Scott Newman, director of information technology, asked the council to fast-track the item. That means the council won't discuss it during a committee meeting, and it becomes law immediately.
The reason for the rush given on a council document was "security risk." It referenced a matter discussed in executive session, which is closed to the public.
Council appointees include members of boards and commissions and city department heads. The resolution requires them to follow city directions about using and handling electronic data in any form, including personally identifying information, criminal justice information, protected health information, and payment card information. It further requires following "security policies, directives or alerts" from the city's chief information security officer.

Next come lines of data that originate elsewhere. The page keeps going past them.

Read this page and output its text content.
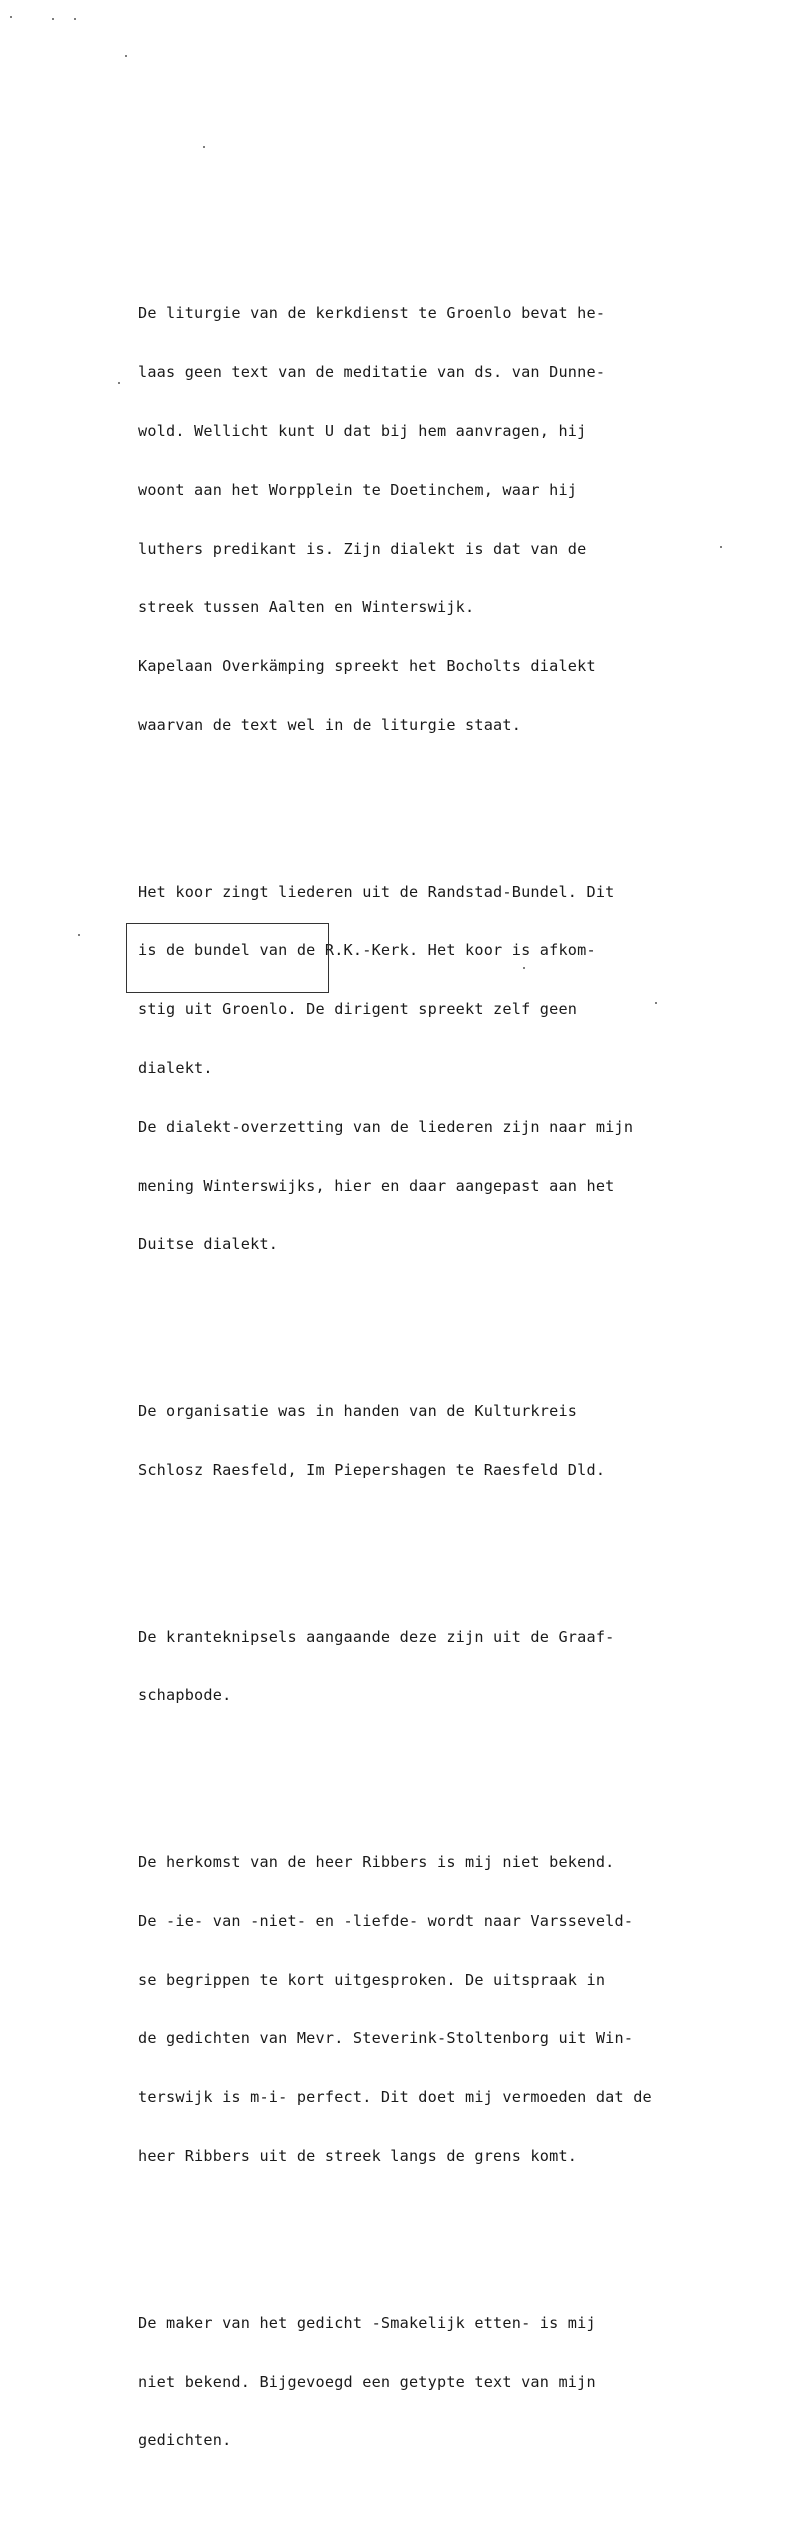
De liturgie van de kerkdienst te Groenlo bevat he-

laas geen text van de meditatie van ds. van Dunne-

wold. Wellicht kunt U dat bij hem aanvragen, hij

woont aan het Worpplein te Doetinchem, waar hij

luthers predikant is. Zijn dialekt is dat van de

streek tussen Aalten en Winterswijk.

Kapelaan Overkämping spreekt het Bocholts dialekt

waarvan de text wel in de liturgie staat.

Het koor zingt liederen uit de Randstad-Bundel. Dit

is de bundel van de R.K.-Kerk. Het koor is afkom-

stig uit Groenlo. De dirigent spreekt zelf geen

dialekt.

De dialekt-overzetting van de liederen zijn naar mijn

mening Winterswijks, hier en daar aangepast aan het

Duitse dialekt.

De organisatie was in handen van de Kulturkreis

Schlosz Raesfeld, Im Piepershagen te Raesfeld Dld.

De kranteknipsels aangaande deze zijn uit de Graaf-

schapbode.

De herkomst van de heer Ribbers is mij niet bekend.

De -ie- van -niet- en -liefde- wordt naar Varsseveld-

se begrippen te kort uitgesproken. De uitspraak in

de gedichten van Mevr. Steverink-Stoltenborg uit Win-

terswijk is m-i- perfect. Dit doet mij vermoeden dat de

heer Ribbers uit de streek langs de grens komt.

De maker van het gedicht -Smakelijk etten- is mij

niet bekend. Bijgevoegd een getypte text van mijn

gedichten.
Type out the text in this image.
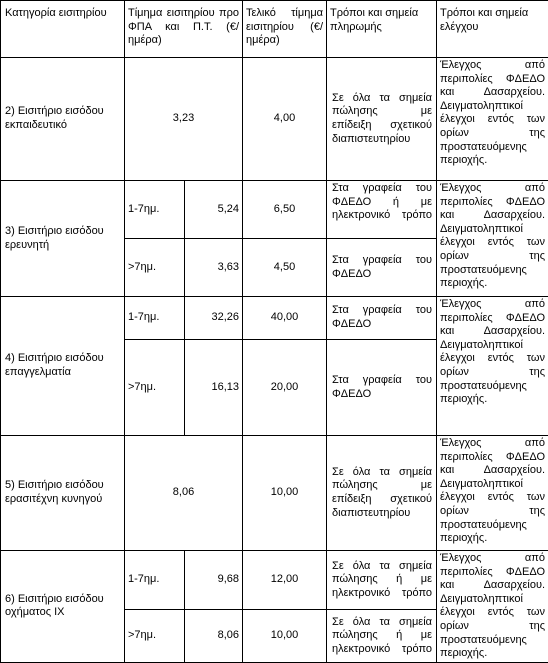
Κατηγορία εισιτηρίου	Τίμημα εισιτηρίου προ ΦΠΑ και Π.Τ. (€/ημέρα)		Τελικό τίμημα εισιτηρίου (€/ημέρα)	Τρόποι και σημεία πληρωμής	Τρόποι και σημεία ελέγχου
2) Εισιτήριο εισόδου εκπαιδευτικό	3,23		4,00	Σε όλα τα σημεία πώλησης με επίδειξη σχετικού διαπιστευτηρίου	Έλεγχος από περιπολίες ΦΔΕΔΟ και Δασαρχείου. Δειγματοληπτικοί έλεγχοι εντός των ορίων της προστατευόμενης περιοχής.
3) Εισιτήριο εισόδου ερευνητή	1-7ημ.	5,24	6,50	Στα γραφεία του ΦΔΕΔΟ ή με ηλεκτρονικό τρόπο	Έλεγχος από περιπολίες ΦΔΕΔΟ και Δασαρχείου. Δειγματοληπτικοί έλεγχοι εντός των ορίων της προστατευόμενης περιοχής.
	>7ημ.	3,63	4,50	Στα γραφεία του ΦΔΕΔΟ	
4) Εισιτήριο εισόδου επαγγελματία	1-7ημ.	32,26	40,00	Στα γραφεία του ΦΔΕΔΟ	Έλεγχος από περιπολίες ΦΔΕΔΟ και Δασαρχείου. Δειγματοληπτικοί έλεγχοι εντός των ορίων της προστατευόμενης περιοχής.
	>7ημ.	16,13	20,00	Στα γραφεία του ΦΔΕΔΟ	
5) Εισιτήριο εισόδου ερασιτέχνη κυνηγού	8,06		10,00	Σε όλα τα σημεία πώλησης με επίδειξη σχετικού διαπιστευτηρίου	Έλεγχος από περιπολίες ΦΔΕΔΟ και Δασαρχείου. Δειγματοληπτικοί έλεγχοι εντός των ορίων της προστατευόμενης περιοχής.
6) Εισιτήριο εισόδου οχήματος ΙΧ	1-7ημ.	9,68	12,00	Σε όλα τα σημεία πώλησης ή με ηλεκτρονικό τρόπο	Έλεγχος από περιπολίες ΦΔΕΔΟ και Δασαρχείου. Δειγματοληπτικοί έλεγχοι εντός των ορίων της προστατευόμενης περιοχής.
	>7ημ.	8,06	10,00	Σε όλα τα σημεία πώλησης ή με ηλεκτρονικό τρόπο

Why is an e-mail policy needed?
The resolution lists several reasons why the city needs the guidelines, including:
· Prevent security breaches. Much of the data on city servers is sensitive and subject to regulatory guidelines. For example, data about prisoners would fall under the sheriff's department rules. In contrast, data about someone's rent might fall under the U.S. Department of Housing and Urban Development regulations. The city must adhere to all the requirements, including keeping data secure.
· Protect data. IT chiefs must secure data as soon as possible after a breach. IT chiefs also need to manage information security risks nimbly.
On Monday, the council briefly discussed the item. Council member Alison Coombs wondered whether the policy would interfere with the release of public information requests. Chief Information Officer Scott Newman assured her it would not. He said the guidelines “Make our cybersecurity posture a uniform approach applied to all divisions regardless of whom they report to.”